Your courses from your previous college may all be lower-division, but how do you verify that they are all UC-transferable? That is the million-dollar question, and it cannot adequately be answered until the UCs look over your transcripts. (By the way, all UC courses transfer to other UCs.) However, there are ways to ballpark non-CCC course work:
- Look at the course title and description of your non-CCC course. If it closely matches a similar transferable course at a CCC, the odds are you’re good to go.
- Most general intro courses are transferable (e.g., Intro to Psych, Intro to Sociology, etc), assuming they have a similar unit count as noted by the CCC or UC. In other words, a 2-unit semester course probably won’t work.
- Another area just waiting to wreak havoc involves the mixing of semester and quarter units. Two quarter courses in a three-part series will only fulfill one semester course of a comparable two-part series.

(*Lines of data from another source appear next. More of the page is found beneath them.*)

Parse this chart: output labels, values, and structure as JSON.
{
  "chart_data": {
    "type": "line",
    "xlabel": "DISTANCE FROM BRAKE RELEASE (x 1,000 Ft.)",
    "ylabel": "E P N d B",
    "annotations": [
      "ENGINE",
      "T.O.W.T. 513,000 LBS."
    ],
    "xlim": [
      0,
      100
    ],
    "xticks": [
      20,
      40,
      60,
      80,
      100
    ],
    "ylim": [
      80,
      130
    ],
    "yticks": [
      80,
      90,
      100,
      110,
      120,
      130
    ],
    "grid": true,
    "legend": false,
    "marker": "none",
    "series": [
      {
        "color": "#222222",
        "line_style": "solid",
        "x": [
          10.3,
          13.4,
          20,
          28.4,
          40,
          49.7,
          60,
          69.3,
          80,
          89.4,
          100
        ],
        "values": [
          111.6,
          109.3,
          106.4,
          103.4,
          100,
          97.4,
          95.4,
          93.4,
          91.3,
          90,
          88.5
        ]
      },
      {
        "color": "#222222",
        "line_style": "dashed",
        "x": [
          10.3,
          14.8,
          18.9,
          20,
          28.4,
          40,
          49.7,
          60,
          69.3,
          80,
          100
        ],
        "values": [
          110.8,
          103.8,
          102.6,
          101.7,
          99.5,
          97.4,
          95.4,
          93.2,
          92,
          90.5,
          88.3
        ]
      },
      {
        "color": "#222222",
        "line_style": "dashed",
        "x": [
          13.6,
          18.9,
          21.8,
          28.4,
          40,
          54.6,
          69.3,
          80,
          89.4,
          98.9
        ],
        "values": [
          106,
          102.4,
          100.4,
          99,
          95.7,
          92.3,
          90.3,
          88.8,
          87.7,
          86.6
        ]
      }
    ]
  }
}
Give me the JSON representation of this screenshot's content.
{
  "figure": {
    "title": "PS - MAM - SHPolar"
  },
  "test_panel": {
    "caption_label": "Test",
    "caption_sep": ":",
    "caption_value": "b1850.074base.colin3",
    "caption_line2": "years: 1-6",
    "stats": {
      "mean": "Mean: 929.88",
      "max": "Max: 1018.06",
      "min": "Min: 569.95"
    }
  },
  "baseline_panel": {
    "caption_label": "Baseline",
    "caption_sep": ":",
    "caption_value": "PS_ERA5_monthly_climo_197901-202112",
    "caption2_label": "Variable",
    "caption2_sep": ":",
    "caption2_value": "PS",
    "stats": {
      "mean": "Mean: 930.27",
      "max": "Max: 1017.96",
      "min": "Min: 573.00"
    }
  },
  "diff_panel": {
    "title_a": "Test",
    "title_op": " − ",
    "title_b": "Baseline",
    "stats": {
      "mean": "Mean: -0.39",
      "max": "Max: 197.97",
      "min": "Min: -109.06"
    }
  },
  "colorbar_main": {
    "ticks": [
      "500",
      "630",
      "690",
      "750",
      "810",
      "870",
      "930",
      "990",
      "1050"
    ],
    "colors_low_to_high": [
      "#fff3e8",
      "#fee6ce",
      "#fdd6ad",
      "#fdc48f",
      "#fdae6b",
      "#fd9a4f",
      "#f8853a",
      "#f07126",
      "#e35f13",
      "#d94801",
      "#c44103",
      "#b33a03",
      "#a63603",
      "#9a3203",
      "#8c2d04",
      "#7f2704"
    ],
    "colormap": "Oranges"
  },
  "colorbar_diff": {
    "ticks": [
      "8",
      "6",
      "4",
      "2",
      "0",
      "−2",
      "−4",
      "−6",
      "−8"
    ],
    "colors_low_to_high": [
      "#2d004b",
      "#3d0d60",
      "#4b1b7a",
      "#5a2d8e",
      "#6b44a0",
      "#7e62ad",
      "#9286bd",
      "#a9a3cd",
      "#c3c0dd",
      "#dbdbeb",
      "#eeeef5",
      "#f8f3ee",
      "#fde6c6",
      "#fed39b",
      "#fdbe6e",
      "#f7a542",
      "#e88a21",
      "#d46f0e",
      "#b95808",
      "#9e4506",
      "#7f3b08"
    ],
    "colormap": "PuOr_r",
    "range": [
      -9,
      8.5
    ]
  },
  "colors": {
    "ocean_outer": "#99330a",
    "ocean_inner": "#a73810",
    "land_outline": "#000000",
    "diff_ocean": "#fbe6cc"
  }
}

Another reason that applicants often lose units is when sequence courses are taken out of order. If you take a lower-level course that is part of a sequence after a higher-level course you will not get unit credit for the misplaced course. (You will get subject credit, however.) Be aware that some courses that look like sequencing aren’t always so. One way to verify is to look at the pre-requisites for each course.
- Random Series 4A, 4B, 4C sure looks like a sequence, but in the course descriptions, 4A is not listed as a pre-req to 4B or 4C, and 4B is not listed as a pre-req to 4C. Thus, it is not a sequence series.
- Random Series 5A, 5B, 5C notes that 5A is required for both 5B and 5C, but 5B is not required for 5C. In other words, you must take 5A first, but then can take 5B or 5C in any order.
- Random Series 1A, 1B, 1C says 1A is required for 1B, and 1B is required for 1C. In this case, these all must be taken in sequential order.
Be extra-careful with:
— The required English composition course is usually required before the English critical thinking/comp course or you’re out of sequence. Be sure to verify.
— Lower level ESL courses taken after a college level English course are out of sequence.
— Lower level language courses taken after a higher level are out of sequence.
In all of these cases, units will be deducted.
Duplication of a course or series
In terms of any duplication, the UC policy is to award credit to the course or series that will provide the best outcome to the applicant.
- If you duplicate any course one will be deleted.
- If an AP exam duplicates a course, you will lose units from one.
- If you duplicate any series (most often occurring in math and physics) one entire series will be deleted from the count.
No doubt this all seems quite daunting – and sometimes it is. But most of the time (especially if you have only been at a CCC), unit calculations are straight-forward. If you’re not sure about a course transferring over, you may wish to pad your schedule with an easy 3-units or so to make sure you’re covered in case of loss.
Under all circumstances, go over your coursework with a CCC advisor, which you should be doing regularly, anyway.